Tue Apr 26 22:17:22 NZST 2005
> I am puzzled by this debate. Why is package management such an issue? In my
> preferred distro (Slackware) installation and/or upgrading seems, for the
> most part, to "just happen". I seem to have remarkably few problems, and
> "dependency hell" is becoming a distant memory. I use "slackpkg" to upgrade,
> and it is simply a matter of entering a minimal amount of text, and walking
> away for some time (I have a 56k dial-in connection).
> It isn't that I am expecting very little from my computers: I run the almost
> all the usual stuff - Open Office, various graphics packages,
> email/web-browsing, programming tools, MP3/DVD players plus three packages
> which have been, in one way or another, quite problematic on other distros
> from time to time. These packages are: GRASS, R, and LyX. All three work
> perfectly on my slack-boxes.
> Am I missing something?
I remember the times before package management. I used to use Slackware
3.6. The first Linux I ever used. After installation from CD (or
floppies) you were on your own. No nifty tools to upgrade versions or
patch bugs. You could run the setup tools and install something still
on the CD but that was about it. When you wanted to install a new
application that didn't come with your distro you had to download the
source and build it yourself.
This ultimately became a nightmare. Especially if you wanted to
uninstall something that had sprayed itself all over /usr/local and
didn't have a 'uninstall' make build target. Or if the application
required a different version of a library you had already installed.

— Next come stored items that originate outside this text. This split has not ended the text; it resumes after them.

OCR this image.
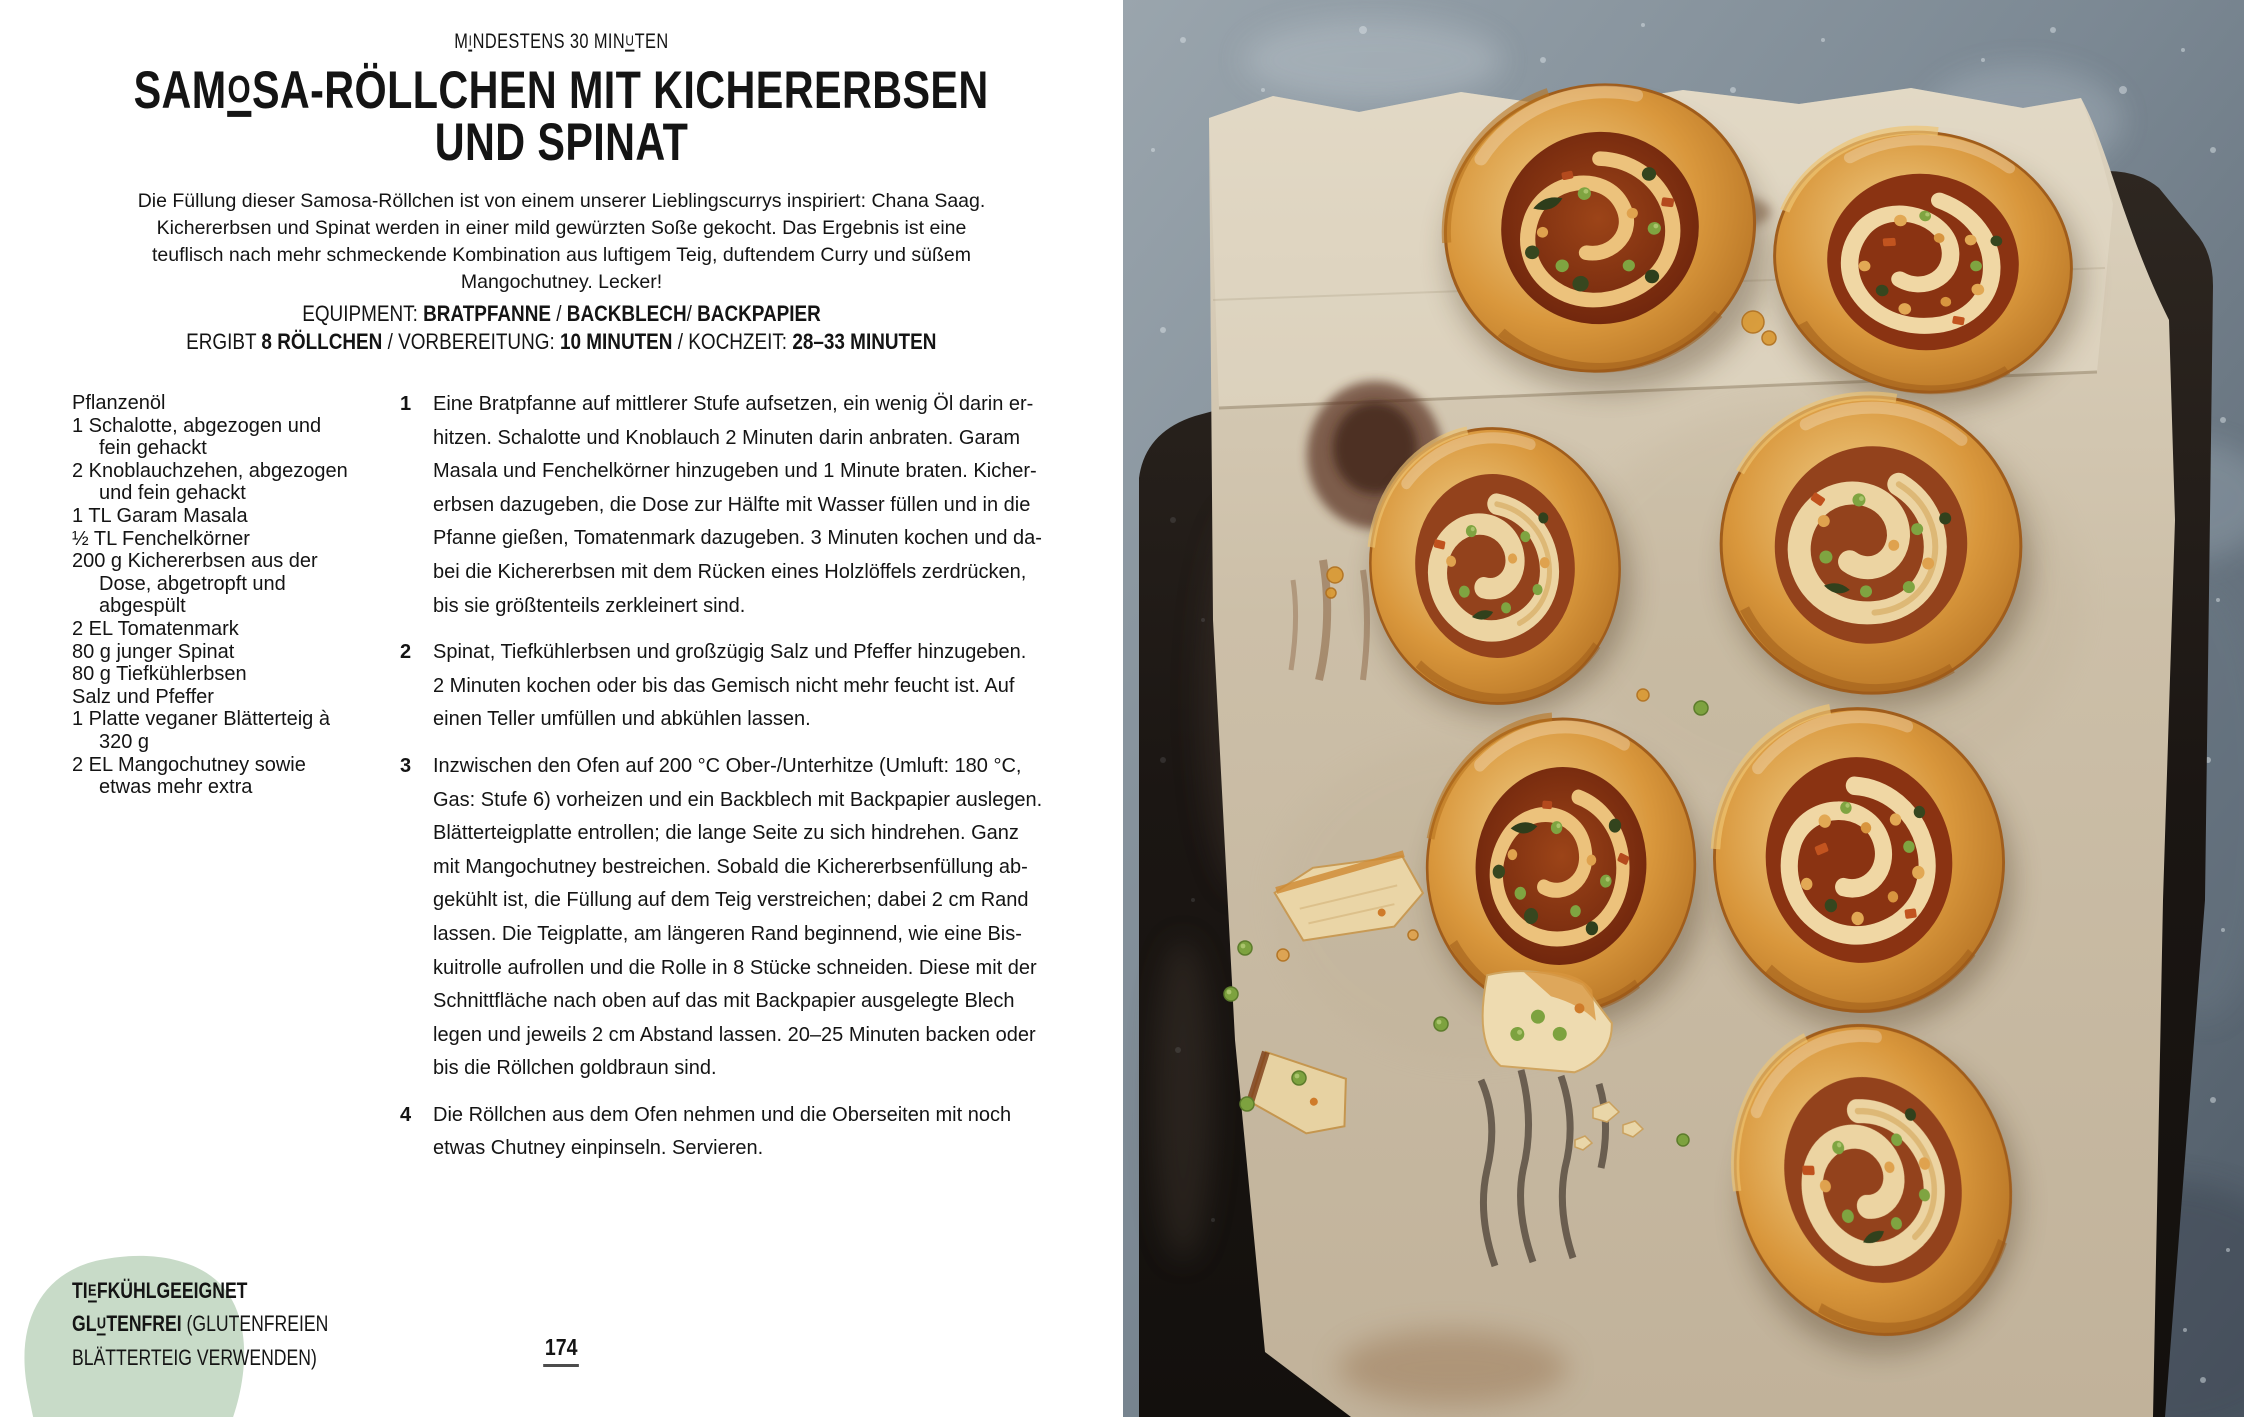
MINDESTENS 30 MINUTEN
SAMOSA-RÖLLCHEN MIT KICHERERBSEN
UND SPINAT
Die Füllung dieser Samosa-Röllchen ist von einem unserer Lieblingscurrys inspiriert: Chana Saag.
Kichererbsen und Spinat werden in einer mild gewürzten Soße gekocht. Das Ergebnis ist eine
teuflisch nach mehr schmeckende Kombination aus luftigem Teig, duftendem Curry und süßem
Mangochutney. Lecker!
EQUIPMENT: BRATPFANNE / BACKBLECH/ BACKPAPIER
ERGIBT 8 RÖLLCHEN / VORBEREITUNG: 10 MINUTEN / KOCHZEIT: 28–33 MINUTEN
Pflanzenöl
1 Schalotte, abgezogen und
fein gehackt
2 Knoblauchzehen, abgezogen
und fein gehackt
1 TL Garam Masala
½ TL Fenchelkörner
200 g Kichererbsen aus der
Dose, abgetropft und
abgespült
2 EL Tomatenmark
80 g junger Spinat
80 g Tiefkühlerbsen
Salz und Pfeffer
1 Platte veganer Blätterteig à
320 g
2 EL Mangochutney sowie
etwas mehr extra
1	Eine Bratpfanne auf mittlerer Stufe aufsetzen, ein wenig Öl darin er-
hitzen. Schalotte und Knoblauch 2 Minuten darin anbraten. Garam
Masala und Fenchelkörner hinzugeben und 1 Minute braten. Kicher-
erbsen dazugeben, die Dose zur Hälfte mit Wasser füllen und in die
Pfanne gießen, Tomatenmark dazugeben. 3 Minuten kochen und da-
bei die Kichererbsen mit dem Rücken eines Holzlöffels zerdrücken,
bis sie größtenteils zerkleinert sind.
2	Spinat, Tiefkühlerbsen und großzügig Salz und Pfeffer hinzugeben.
2 Minuten kochen oder bis das Gemisch nicht mehr feucht ist. Auf
einen Teller umfüllen und abkühlen lassen.
3	Inzwischen den Ofen auf 200 °C Ober-/Unterhitze (Umluft: 180 °C,
Gas: Stufe 6) vorheizen und ein Backblech mit Backpapier auslegen.
Blätterteigplatte entrollen; die lange Seite zu sich hindrehen. Ganz
mit Mangochutney bestreichen. Sobald die Kichererbsenfüllung ab-
gekühlt ist, die Füllung auf dem Teig verstreichen; dabei 2 cm Rand
lassen. Die Teigplatte, am längeren Rand beginnend, wie eine Bis-
kuitrolle aufrollen und die Rolle in 8 Stücke schneiden. Diese mit der
Schnittfläche nach oben auf das mit Backpapier ausgelegte Blech
legen und jeweils 2 cm Abstand lassen. 20–25 Minuten backen oder
bis die Röllchen goldbraun sind.
4	Die Röllchen aus dem Ofen nehmen und die Oberseiten mit noch
etwas Chutney einpinseln. Servieren.
TIEFKÜHLGEEIGNET
GLUTENFREI (GLUTENFREIEN
BLÄTTERTEIG VERWENDEN)	174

Modern package management systems relieve us of the need to build things
from source, and allow us to easily install, upgrade and remove
applications at will. All the hard source building and compatibility
work has been done for us by people who enjoy (or get paid for) that
sort of thing.
This has greatly reduced the amount of work a system administrator has
But like everything, package management systems are not perfect and
differ in many ways from each other. Hence the endless debates
about .deb vs .rpm, apt vs yum, etc.
However if you think about it we should actually just shut up and kiss
the ground package manager authors, and package repository builders walk
on because they truly are a god send.
For example, just today I set Synaptic to download a couple hundred megs
of updates to fedora core 3 (+ additions) from a variety of different
online RPM repositories and didn't even have to think about whether my
configs would be fiddled with, or whether the new library versions would
conflict with currently installed apps or anything.